My week at Alki Middle School was a blur. I had 30 6th, 7th, and 8th graders for 47 minutes a day for 5 days. It was a mad dash to impart some basics while providing plenty of opportunity for practical and active involvement from the students.
They had some great success with this silent emotions exercise that I like to do. It was surprising some of the things these kids would bring out. One kid played Hannibal Lechter in a scene. That was surprising to me. He ended up being a Lechter who was trying to reform, but he would nibble on pieces of himself. His dinosaur friend was trying to help him through a rough part in his twelve step cannibals anonymous program.

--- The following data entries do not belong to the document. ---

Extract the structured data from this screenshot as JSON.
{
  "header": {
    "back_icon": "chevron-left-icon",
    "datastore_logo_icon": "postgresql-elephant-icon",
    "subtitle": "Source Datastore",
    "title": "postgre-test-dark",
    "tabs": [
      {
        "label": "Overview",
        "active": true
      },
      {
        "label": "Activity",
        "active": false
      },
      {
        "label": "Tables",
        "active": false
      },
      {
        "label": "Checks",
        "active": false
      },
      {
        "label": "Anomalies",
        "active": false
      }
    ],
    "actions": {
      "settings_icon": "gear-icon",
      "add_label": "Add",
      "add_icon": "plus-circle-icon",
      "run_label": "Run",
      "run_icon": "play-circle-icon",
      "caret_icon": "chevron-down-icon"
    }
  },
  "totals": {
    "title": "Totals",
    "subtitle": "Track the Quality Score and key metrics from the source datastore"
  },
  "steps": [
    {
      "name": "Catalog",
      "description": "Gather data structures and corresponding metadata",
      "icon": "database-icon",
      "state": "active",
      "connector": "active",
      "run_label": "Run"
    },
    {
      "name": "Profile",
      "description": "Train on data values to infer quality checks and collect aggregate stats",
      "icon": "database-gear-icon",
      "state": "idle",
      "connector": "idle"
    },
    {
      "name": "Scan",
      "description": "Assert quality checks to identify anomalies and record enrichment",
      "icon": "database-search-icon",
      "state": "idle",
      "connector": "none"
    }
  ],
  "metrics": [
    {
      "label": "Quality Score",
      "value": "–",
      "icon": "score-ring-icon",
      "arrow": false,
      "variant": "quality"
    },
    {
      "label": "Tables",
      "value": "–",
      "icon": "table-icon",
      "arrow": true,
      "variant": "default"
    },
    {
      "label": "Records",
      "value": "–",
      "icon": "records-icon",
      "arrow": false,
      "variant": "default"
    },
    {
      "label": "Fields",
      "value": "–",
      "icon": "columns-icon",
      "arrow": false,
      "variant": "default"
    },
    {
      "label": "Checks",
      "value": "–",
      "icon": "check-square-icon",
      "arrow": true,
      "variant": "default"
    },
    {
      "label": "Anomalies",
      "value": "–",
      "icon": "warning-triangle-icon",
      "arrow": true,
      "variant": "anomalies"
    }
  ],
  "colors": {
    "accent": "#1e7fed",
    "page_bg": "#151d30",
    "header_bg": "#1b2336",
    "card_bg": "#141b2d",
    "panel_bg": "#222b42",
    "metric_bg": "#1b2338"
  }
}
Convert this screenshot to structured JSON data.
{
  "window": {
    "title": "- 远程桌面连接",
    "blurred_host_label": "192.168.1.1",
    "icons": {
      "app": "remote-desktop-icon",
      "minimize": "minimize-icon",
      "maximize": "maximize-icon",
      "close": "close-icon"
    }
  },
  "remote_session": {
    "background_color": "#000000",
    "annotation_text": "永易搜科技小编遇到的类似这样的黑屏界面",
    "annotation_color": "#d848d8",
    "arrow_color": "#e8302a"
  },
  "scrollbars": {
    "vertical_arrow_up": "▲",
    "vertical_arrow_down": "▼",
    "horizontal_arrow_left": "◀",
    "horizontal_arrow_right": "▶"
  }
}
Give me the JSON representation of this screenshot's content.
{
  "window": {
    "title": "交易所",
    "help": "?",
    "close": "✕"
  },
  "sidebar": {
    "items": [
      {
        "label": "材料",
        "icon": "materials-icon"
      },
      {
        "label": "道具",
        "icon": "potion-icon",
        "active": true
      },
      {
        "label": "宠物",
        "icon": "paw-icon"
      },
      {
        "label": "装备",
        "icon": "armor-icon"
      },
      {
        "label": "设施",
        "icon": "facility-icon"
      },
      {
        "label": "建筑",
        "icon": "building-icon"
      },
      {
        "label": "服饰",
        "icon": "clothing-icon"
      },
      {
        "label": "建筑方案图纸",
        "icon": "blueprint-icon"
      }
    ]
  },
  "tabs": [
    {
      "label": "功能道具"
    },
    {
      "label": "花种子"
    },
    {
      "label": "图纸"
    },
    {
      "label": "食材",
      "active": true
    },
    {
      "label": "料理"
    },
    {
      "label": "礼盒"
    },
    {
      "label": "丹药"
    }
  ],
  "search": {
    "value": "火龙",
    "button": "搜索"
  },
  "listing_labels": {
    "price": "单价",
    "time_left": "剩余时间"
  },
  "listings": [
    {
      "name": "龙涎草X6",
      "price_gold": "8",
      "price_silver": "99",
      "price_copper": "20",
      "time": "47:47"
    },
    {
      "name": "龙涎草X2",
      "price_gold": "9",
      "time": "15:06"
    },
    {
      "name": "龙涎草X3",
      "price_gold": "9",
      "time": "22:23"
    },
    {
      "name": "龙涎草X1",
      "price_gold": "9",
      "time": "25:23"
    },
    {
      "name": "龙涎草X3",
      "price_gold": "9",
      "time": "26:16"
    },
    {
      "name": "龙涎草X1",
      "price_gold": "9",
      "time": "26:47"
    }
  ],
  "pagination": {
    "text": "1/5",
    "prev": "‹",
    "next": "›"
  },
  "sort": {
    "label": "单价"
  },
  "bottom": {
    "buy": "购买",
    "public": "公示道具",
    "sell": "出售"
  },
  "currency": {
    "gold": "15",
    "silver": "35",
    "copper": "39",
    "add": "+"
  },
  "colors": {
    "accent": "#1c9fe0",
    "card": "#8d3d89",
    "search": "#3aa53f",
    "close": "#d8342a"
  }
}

It was amazing that these kids were oftentimes naturally drawn to do really good environment work, and they were champs at taking risks and refining things rapidly on the fly. That’s when I started to realize that the short attention span often meant that they ‘got it’ but were bored waiting to ‘do it’. The flip side was that they often had violent imaginations and were prone to power struggles. I had to give a little speech on finding the ‘love’ in scenes and how it’s boring for the audience to watch violence (not to mention how people won’t want to play with you if that’s what you’re about).
I also loved working with my friend Abby whose students these were. We need more improv training in American schools. I want to know more about how the Canadian Improv Games are structured and administered. I’d love to do the same in the US.